36 (11.2%) pts had palliative chemoradiotherapy with 27.7% complete clinical response. 
Combined treatment modality (radiotherapy + surgery) performed in 48 (15%) cases of epithelial cancers. 
44 (13.7%) pts had palliative radiotherapy with 6.8% complete clinical response. 
223 patients had an operation. 
Extended surgery performed in 71 (31.8%) cases with combined resections of maxilla at one or both sites, orbit, ethmoidal cells, walls of frontal and sphenoid sinuses, dura mater. 
27 (8.4%) pts had intracranial tumor spreading into anterior, middle and/or posterior cranial fossa. 
In these cases combined craniofacial approach performed for radical surgery with subsequent plastic reconstruction of the dura defect by pericranial or myofascial flap. 
Liquorrhea developed in 2 (7.4%) cases. 
An external neck approach was quiet enough for total removal of parapharyngeal tumors (160 pts) located basically in the limits of infratemporal fossa. 
27 (8.4%) pts with advanced primary tumors had different treatment failures such as local recurrence or distant metastasis.

Conclusions.
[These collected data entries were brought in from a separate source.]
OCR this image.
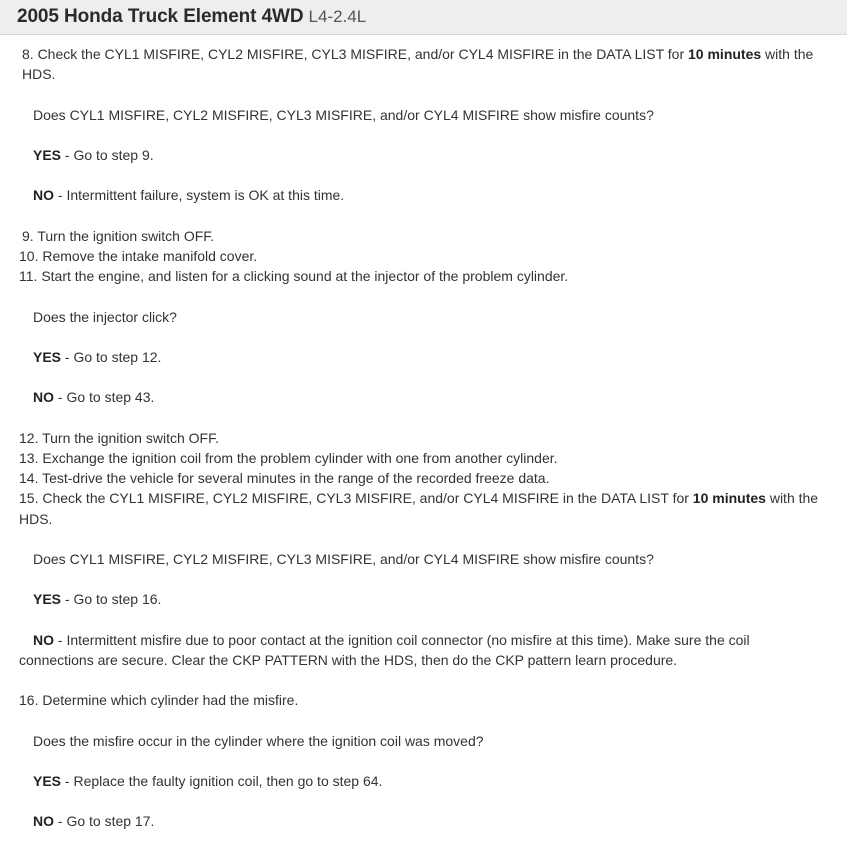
2005 Honda Truck Element 4WD L4-2.4L

8. Check the CYL1 MISFIRE, CYL2 MISFIRE, CYL3 MISFIRE, and/or CYL4 MISFIRE in the DATA LIST for 10 minutes with the HDS.

Does CYL1 MISFIRE, CYL2 MISFIRE, CYL3 MISFIRE, and/or CYL4 MISFIRE show misfire counts?

YES - Go to step 9.

NO - Intermittent failure, system is OK at this time.

9. Turn the ignition switch OFF.

10. Remove the intake manifold cover.

11. Start the engine, and listen for a clicking sound at the injector of the problem cylinder.

Does the injector click?

YES - Go to step 12.

NO - Go to step 43.

12. Turn the ignition switch OFF.

13. Exchange the ignition coil from the problem cylinder with one from another cylinder.

14. Test-drive the vehicle for several minutes in the range of the recorded freeze data.

15. Check the CYL1 MISFIRE, CYL2 MISFIRE, CYL3 MISFIRE, and/or CYL4 MISFIRE in the DATA LIST for 10 minutes with the HDS.

Does CYL1 MISFIRE, CYL2 MISFIRE, CYL3 MISFIRE, and/or CYL4 MISFIRE show misfire counts?

YES - Go to step 16.

NO - Intermittent misfire due to poor contact at the ignition coil connector (no misfire at this time). Make sure the coil connections are secure. Clear the CKP PATTERN with the HDS, then do the CKP pattern learn procedure.

16. Determine which cylinder had the misfire.

Does the misfire occur in the cylinder where the ignition coil was moved?

YES - Replace the faulty ignition coil, then go to step 64.

NO - Go to step 17.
Preoperative chemoradiotherapy in advanced non-epithelial tumors of the skull base allows to achieve significant regress of the primary site and to increase resectability. 
Application of CT and MRI allows in most cases detect correct diagnosis, especially in benign tumors, estimate tumor spreading and connections to the main anatomic formations of the head and neck (blood vessels, nervous branches, brain and spinal cord), plane further surgery volume and adequate cure. 
Intracranial tumor spreading required combined craniofacial approach with the purpose for radical surgery.